Because the indentation splits an otherwise stable liquid bridge, gravity can’t be the source of the behavior. And given that the Newtonian fluid doesn’t form an indentation, the behavior must be related to an elastic effect. So Shen and her colleagues hunted for an elastic instability that could explain their observations.

Chan noticed that the indentation behavior resembles a flow instability first reported in 1963: edge fracture.2 In that phenomenon—which emerges in various viscoelastic fluids, including toothpaste—shearing above a critical rate induces a sudden indentation, which localizes the shear stress and invades the fluid.

Edge fracture looks similar to what Shen and her group observed, but the phenomenon was previously investigated in a regime where the radius of the fluid was an order of magnitude larger than the height. Could the same behavior occur in their liquid bridge, with its roughly equal radius and height? To verify the connection, the group teamed up with Patrick Anderson and his graduate student Frank van Berlo of Eindhoven University of Technology in the Netherlands to perform calculations complementing the experiment.

In his simulations, van Berlo had to verify that the liquid bridge system possessed properties characteristic of edge fracture. For example, the indentation should have a normal stress tugging its tip toward the center and normal stresses squeezing its upper and lower surfaces, as shown in the inset of figure 2a. Tweaking the right set of inputs to test the relationship between the normal and shear forces and the formation of indentations, van Berlo confirmed edge fracture as the origin of his colleagues’ observations. Their study thus expanded the parameter space of such research.

Edge fracture is typically viewed as a problem in rheological measurements because it makes results harder to interpret. But for clean dispensing, edge fracture is advantageous. “Instead of avoiding the elastic property of the viscoelastic liquid bridge, we amplify it to the extreme where fracture occurs,” says Shen.

The simplicity of the researchers’ twisting technique means it’s feasible in industrial settings. One potential application is food engineering: The rotating nozzle could neatly apply jam to sugar cookies on a conveyer belt, for example.

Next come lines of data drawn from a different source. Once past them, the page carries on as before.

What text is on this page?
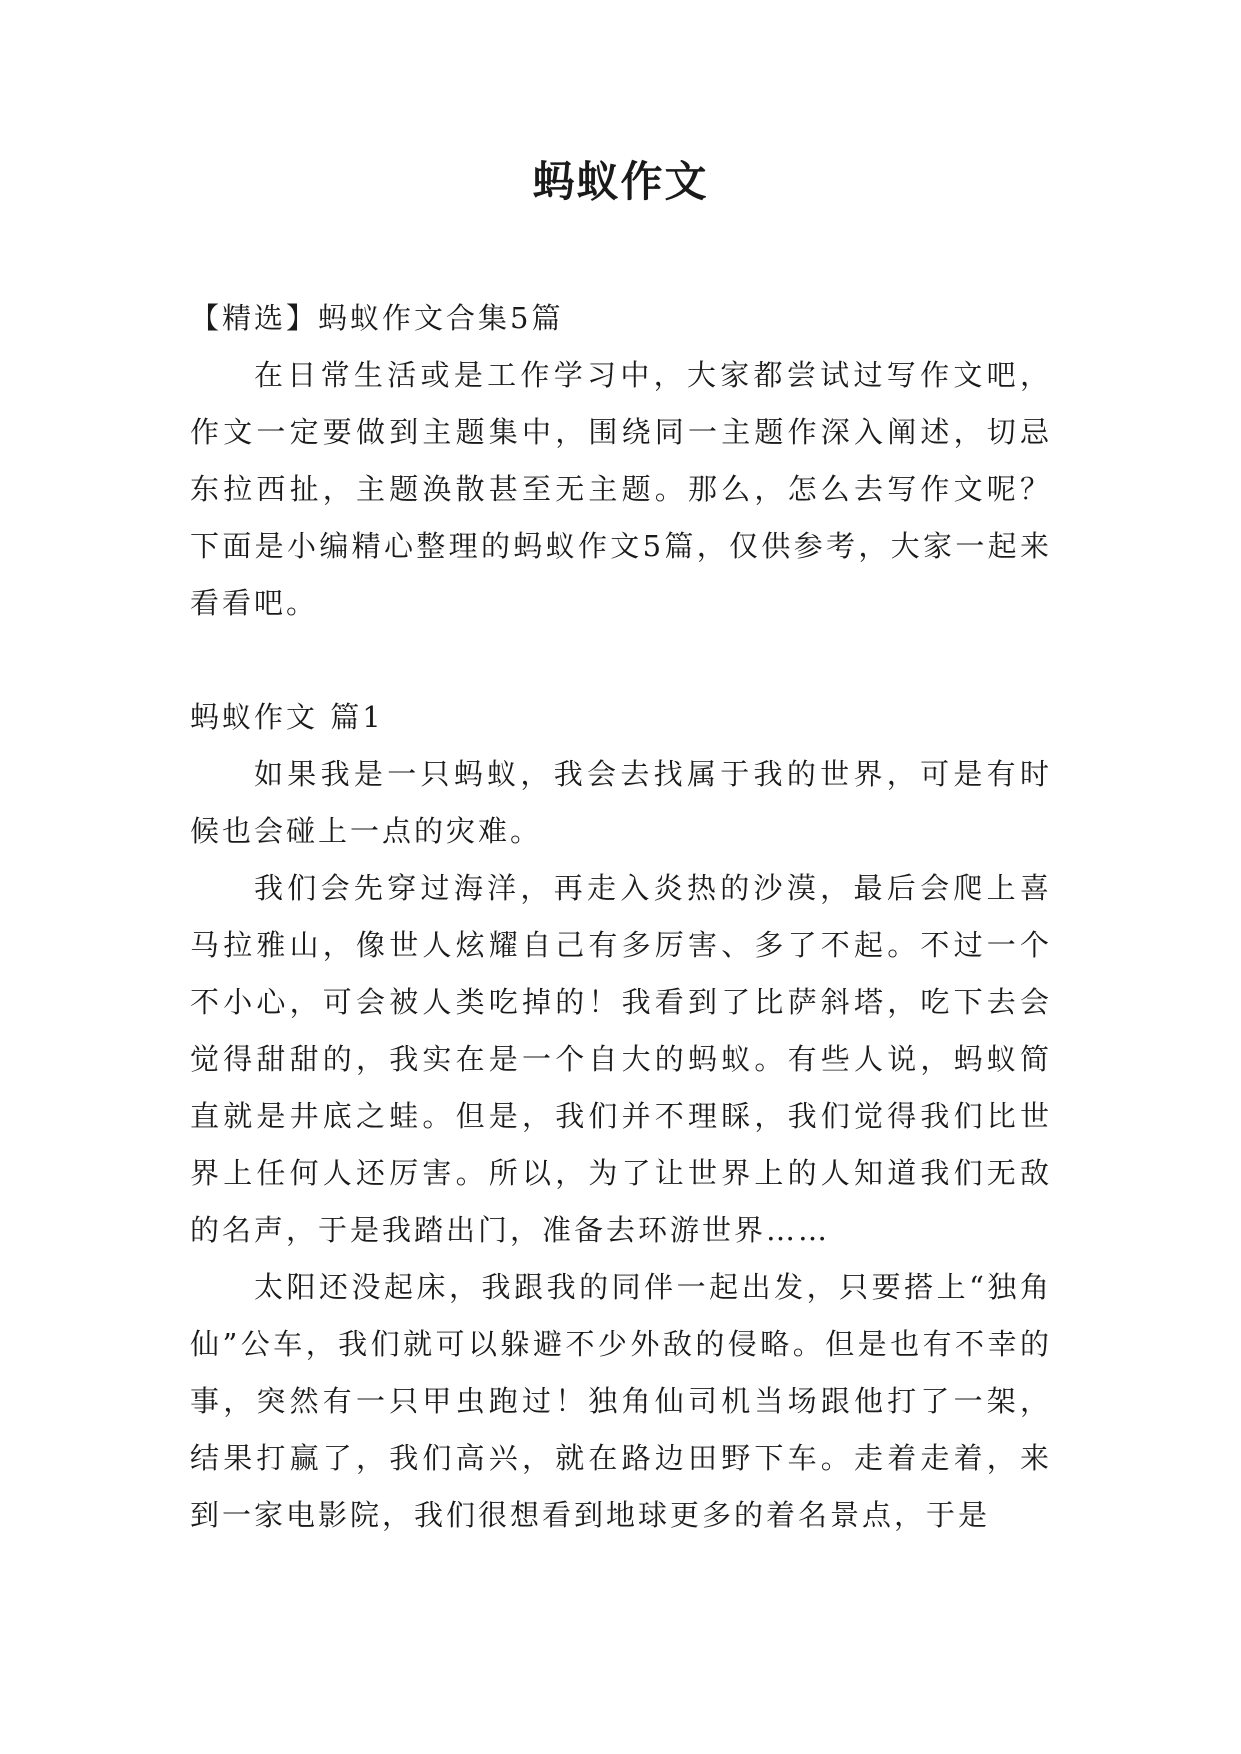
蚂蚁作文

【精选】蚂蚁作文合集5篇

在日常生活或是工作学习中，大家都尝试过写作文吧，作文一定要做到主题集中，围绕同一主题作深入阐述，切忌东拉西扯，主题涣散甚至无主题。那么，怎么去写作文呢？下面是小编精心整理的蚂蚁作文5篇，仅供参考，大家一起来看看吧。

蚂蚁作文 篇1

如果我是一只蚂蚁，我会去找属于我的世界，可是有时候也会碰上一点的灾难。

我们会先穿过海洋，再走入炎热的沙漠，最后会爬上喜马拉雅山，像世人炫耀自己有多厉害、多了不起。不过一个不小心，可会被人类吃掉的！我看到了比萨斜塔，吃下去会觉得甜甜的，我实在是一个自大的蚂蚁。有些人说，蚂蚁简直就是井底之蛙。但是，我们并不理睬，我们觉得我们比世界上任何人还厉害。所以，为了让世界上的人知道我们无敌的名声，于是我踏出门，准备去环游世界……

太阳还没起床，我跟我的同伴一起出发，只要搭上“独角仙”公车，我们就可以躲避不少外敌的侵略。但是也有不幸的事，突然有一只甲虫跑过！独角仙司机当场跟他打了一架，结果打赢了，我们高兴，就在路边田野下车。走着走着，来到一家电影院，我们很想看到地球更多的着名景点，于是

But some fundamental questions remain. Although researchers now know the mechanism behind the breakup, it isn’t clear why the radius decays according to a power law when rotated. Shen and her collaborators plan to partner with a theorist to further explore the issue and to derive an analytical equation for the decay. Such an equation may provide a route to novel methods for measuring rheological properties of viscoelastic fluids, such as shear-induced normal stresses, that have been difficult to probe by traditional methods.